Obviamente los cambios no se van a producir sin costos. Éstos hoy no pueden evaluarse. Sólo puede pensarse que muy probablemente serán superiores a los alguna vez vividos por las actuales generaciones. Puede que esto no guste, pero la alternativa sería nada menos que la profundización de la globalización a niveles tan displacenteros para las mayorías populares que...
De todas maneras, no hace falta pensar en ello. La probabilidad parece tan pequeña, que hasta puede que sea imposible. Claro que la consecuencia más lamentable de todo esto es cuántos miles, millones de personas quedan mientras tanto en el camino. A merced de la indigencia, la pobreza, el embrutecimiento y la muerte.
Puede resultar paradójico. Pero todo indica que la estocada mortal al poder de la élite la dará, en algún momento aún incierto del tiempo, el propio dios moderno creado por ella misma. Un dios hecho a medida de las grandes masas, pero en el que los propios integrantes de la élite descreen en su afán cada día más oligopolista. Como en Dr. Frankenstein, la élite ha contribuido a desarrollar al extremo un ser que se apresta a volverse en contra de su propio creador y merendárselo. Ese dios no es otro que el mercado. Quizá, ni Mary Shelley lo hubiera pensado mejor.
A propósito, a veces la propia realidad nos sorprende y parece proporcionar datos paradójicos o premonitorios. Por ejemplo, pocos parecen haber reparado en que si se recorre WallStreet, en el downtown Manhattan, en el mismo sentido del sol, o sea de este a oeste, finaliza en un muy extraño lugar; sobre todo resulta extraño por tratarse del centro financiero del mundo. WallStreet no termina en el agujero que dejaron las Torres Gemelas en su caída precipitada luego de que antes de las nueve de la mañana del 11 de septiembre de 2001 comenzara una de las peores tragedias para los más de dos mil operarios, ascensoristas, porteros, mozos, empleados de baja jerarquía y jefes intermedios que se hallan en sus puestos de trabajo a esa hora en Nueva York. Triste ironía, pero si Osama Bin Laden tuvo mucho o poco que ver con los atentados, no mató precisamente a altos ejecutivos ni millonarios como él, ni a dueños de empresas, que a la hora en que impactó el primer avión no suelen, casi nunca, estar trabajando en oficinas, sino a pobres asalariados. No, WallStreet no termina allí en ese agujero, aun cuando mucha gente suele responder eso, casi automáticamente, cuando se le pregunta.

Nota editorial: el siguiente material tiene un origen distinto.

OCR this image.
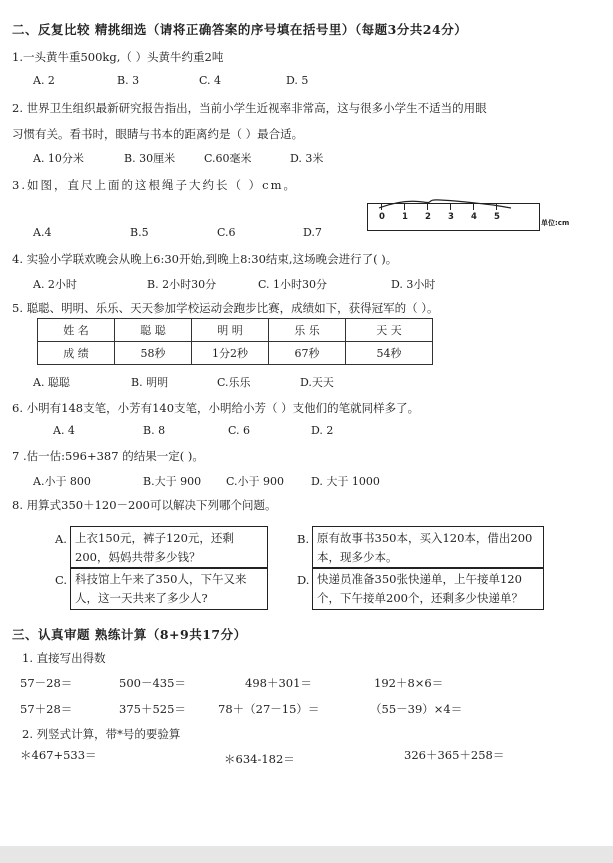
二、反复比较 精挑细选（请将正确答案的序号填在括号里）（每题3分共24分）
1.一头黄牛重500kg,（ ）头黄牛约重2吨
A. 2	B. 3	C. 4	D. 5
2. 世界卫生组织最新研究报告指出，当前小学生近视率非常高，这与很多小学生不适当的用眼
习惯有关。看书时，眼睛与书本的距离约是（ ）最合适。
A. 10分米	B. 30厘米	C.60毫米	D. 3米
3.如图，直尺上面的这根绳子大约长（ ）cm。
A.4	B.5	C.6	D.7
0 1 2 3 4 5
单位:cm
4. 实验小学联欢晚会从晚上6:30开始,到晚上8:30结束,这场晚会进行了( )。
A. 2小时	B. 2小时30分	C. 1小时30分	D. 3小时
5. 聪聪、明明、乐乐、天天参加学校运动会跑步比赛，成绩如下，获得冠军的（ ）。
姓 名	聪 聪	明 明	乐 乐	天 天
成 绩	58秒	1分2秒	67秒	54秒
A. 聪聪	B. 明明	C.乐乐	D.天天
6. 小明有148支笔，小芳有140支笔，小明给小芳（ ）支他们的笔就同样多了。
A. 4	B. 8	C. 6	D. 2
7 .估一估:596+387 的结果一定( )。
A.小于 800	B.大于 900 C.小于 900 D. 大于 1000
8. 用算式350＋120－200可以解决下列哪个问题。
A. 上衣150元，裤子120元，还剩200，妈妈共带多少钱？
B. 原有故事书350本，买入120本，借出200本，现多少本。
C. 科技馆上午来了350人，下午又来人，这一天共来了多少人?
D. 快递员准备350张快递单，上午接单120个，下午接单200个，还剩多少快递单？
三、认真审题 熟练计算（8+9共17分）
1. 直接写出得数
57－28＝	500－435＝	498＋301＝	192＋8×6＝
57＋28＝	375＋525＝	78＋（27－15）＝	（55－39）×4＝
2. 列竖式计算，带*号的要验算
＊467+533＝	＊634-182＝	326＋365＋258＝
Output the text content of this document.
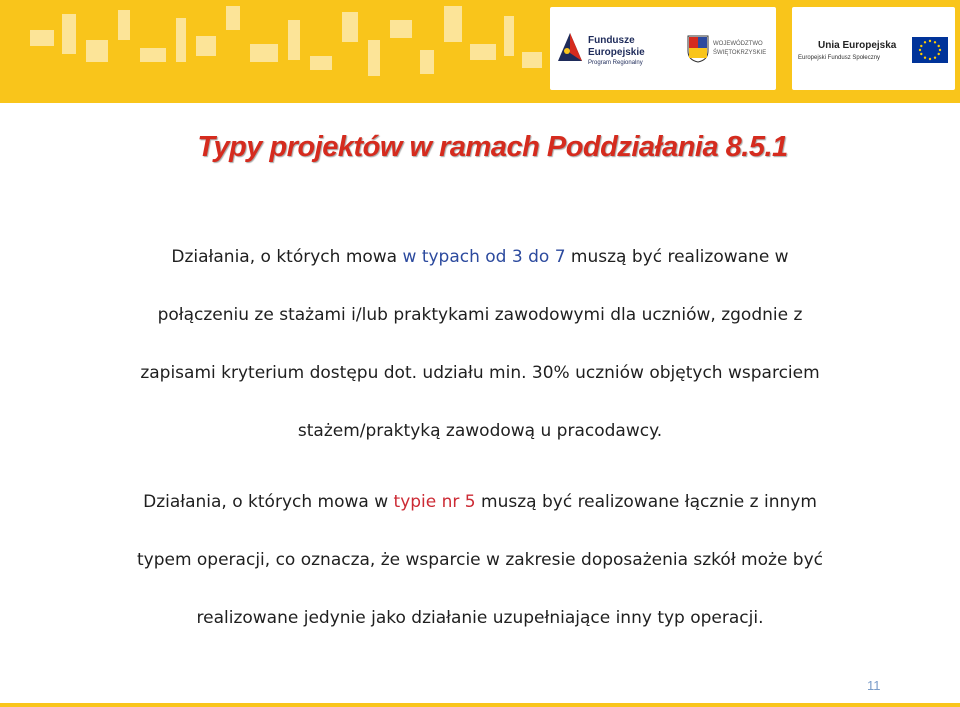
Fundusze
Europejskie
Program Regionalny
WOJEWÓDZTWO
ŚWIĘTOKRZYSKIE
Unia Europejska
Europejski Fundusz Społeczny
Typy projektów w ramach Poddziałania 8.5.1
Działania, o których mowa w typach od 3 do 7 muszą być realizowane w
połączeniu ze stażami i/lub praktykami zawodowymi dla uczniów, zgodnie z
zapisami kryterium dostępu dot. udziału min. 30% uczniów objętych wsparciem
stażem/praktyką zawodową u pracodawcy.
Działania, o których mowa w typie nr 5 muszą być realizowane łącznie z innym
typem operacji, co oznacza, że wsparcie w zakresie doposażenia szkół może być
realizowane jedynie jako działanie uzupełniające inny typ operacji.
11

Muchas veces ni los propios neoyorquinos en su apuro por caminar el centro financiero del mundo, en el que se hacen y deshacen fortunas en minutos, preocupados sólo por el dinero y el poder, reparan que WallStreet termina en el pequeño y lúgubre cementerio colonial de Saint Paul, al lado de una ruinosa, oscura y casi siempre cerrada o vacía iglesia. Allí, en ese cementerio muy anterior a la globalización y al mundo de las finanzas, bajo unas descuidadas y viejas lápidas cuyos nombres y fechas ya ni se leen, debido al paso del tiempo, yacen los únicos restos, las únicas "calaveras y huesos" que hoy descansan en paz en el downtown Manhattan.